Dissolution-driven convection in a reactive porous medium

Abstract

The heating from above of an initially homogeneous layer of solid crystals, saturated liquid and glass ballotini (an inert matrix filler) is considered both experimentally and theoretically. The heat flux causes crystals at the top of the layer to dissolve, forming liquid which, being more concentrated and dense than the interstitial liquid below, drives convection in the lower layer. Mixing of this high-concentration liquid into the lower layer leads to precipitation, thereby releasing latent heat which raises the temperature of the lower layer. Dissolution of solid crystals from the top leaves behind a closely packed layer of glass ballotini overlain by a layer of clear liquid, both of which deepen with time. The initially homogeneous porous medium thus develops into a three-layer stratified system of (from the top): clear liquid; clear liquid with close-packed ballotini; and the evolved initial assemblage of solid crystals, ballotini and saturated liquid. Data from laboratory experiments compare well with analytical and numerical results from a one-dimensional theoretical model.
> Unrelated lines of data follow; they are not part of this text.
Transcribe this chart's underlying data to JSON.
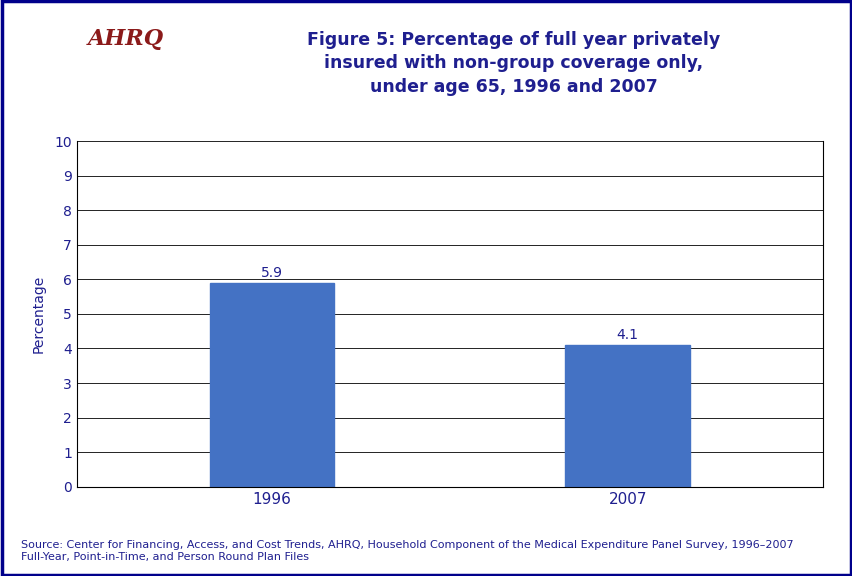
{
  "categories": [
    "1996",
    "2007"
  ],
  "values": [
    5.9,
    4.1
  ],
  "bar_color": "#4472C4",
  "title_line1": "Figure 5: Percentage of full year privately",
  "title_line2": "insured with non-group coverage only,",
  "title_line3": "under age 65, 1996 and 2007",
  "ylabel": "Percentage",
  "ylim": [
    0,
    10
  ],
  "yticks": [
    0,
    1,
    2,
    3,
    4,
    5,
    6,
    7,
    8,
    9,
    10
  ],
  "title_color": "#1F1F8F",
  "axis_label_color": "#1F1F8F",
  "tick_label_color": "#1F1F8F",
  "bar_label_color": "#1F1F8F",
  "background_color": "#ffffff",
  "source_text": "Source: Center for Financing, Access, and Cost Trends, AHRQ, Household Component of the Medical Expenditure Panel Survey, 1996–2007\nFull-Year, Point-in-Time, and Person Round Plan Files",
  "header_bar_color": "#00008B",
  "outer_border_color": "#00008B",
  "title_fontsize": 12.5,
  "ylabel_fontsize": 10,
  "tick_fontsize": 10,
  "source_fontsize": 8,
  "bar_label_fontsize": 10,
  "bar_width": 0.35,
  "logo_bg_color": "#2B9CC4",
  "logo_text_color_ahrq": "#8B0000",
  "logo_subtext_color": "#1F1F8F"
}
The model is based on the concept that the heat supplied from above is used entirely for the dissolution of solid crystals at the upper boundary of the lower layer. The resulting compositional convection redistributes the dissolved salt uniformly throughout the lower layer, where it partly recrystallizes to restore chemical equilibrium. The crystallization and associated release of latent heat leads to a gradual and uniform increase of both the solid fraction and temperature of the lower layer. Some geological consequences of the model are presented in the concluding section.